Aller au contenu

Page:Noailles - Les climats, 1924.djvu/160

La bibliothèque libre.
Cette page a été validée par deux contributeurs.
— 150 —


Parfois, vers votre cœur que brisaient les démons,
Et qui laissait couler sa détresse infinie,
Vous sentiez accourir, par la brèche des monts,
Les grands vents de Bohême et de Lithuanie ;

Les cloches, les chorals, les forêts, l’ouragan
Qui composent le ciel musical d’Allemagne,
Emplissaient d’un tumulte orageux, où se joignent
Les résineux parfums des arbres éloquents,
Vos Lieder, à la fois déchirés et fringants.
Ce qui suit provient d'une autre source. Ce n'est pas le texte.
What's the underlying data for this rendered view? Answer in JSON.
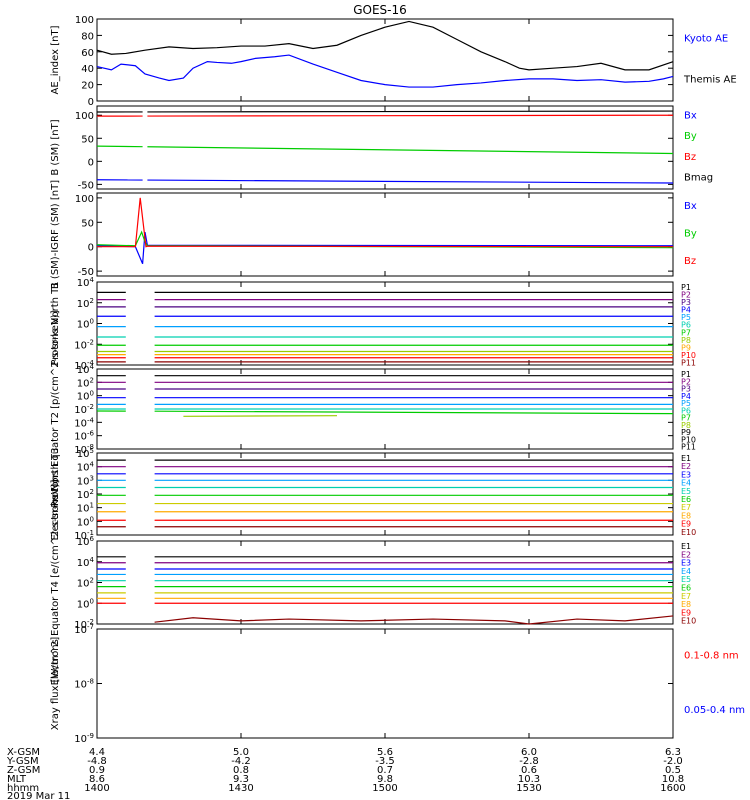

Mais quand le vent se tait, quand l’étendue est calme,
Vous repoussez le verre où luit le vin du Rhin ;
Le Gange, les cyprès, la paresse des palmes
Vous font de longs signaux, secrets et souterrains ;
Et votre œil fend l’azur et les sables marins,
Immobile, extatique et vague pélerin !

Vous riez, et tandis que tinte votre rire,
Vos poèmes en pleurs invectivent le sort ;
Vous chantez, justement, de ne pas pouvoir dire
Les sources et le but d’un multiple délire,
Rossignol florentin, Grèbe des mers du Nord,
Qui mélangez au thym du verger de Tityre
Les gais myosotis des matins de Francfort.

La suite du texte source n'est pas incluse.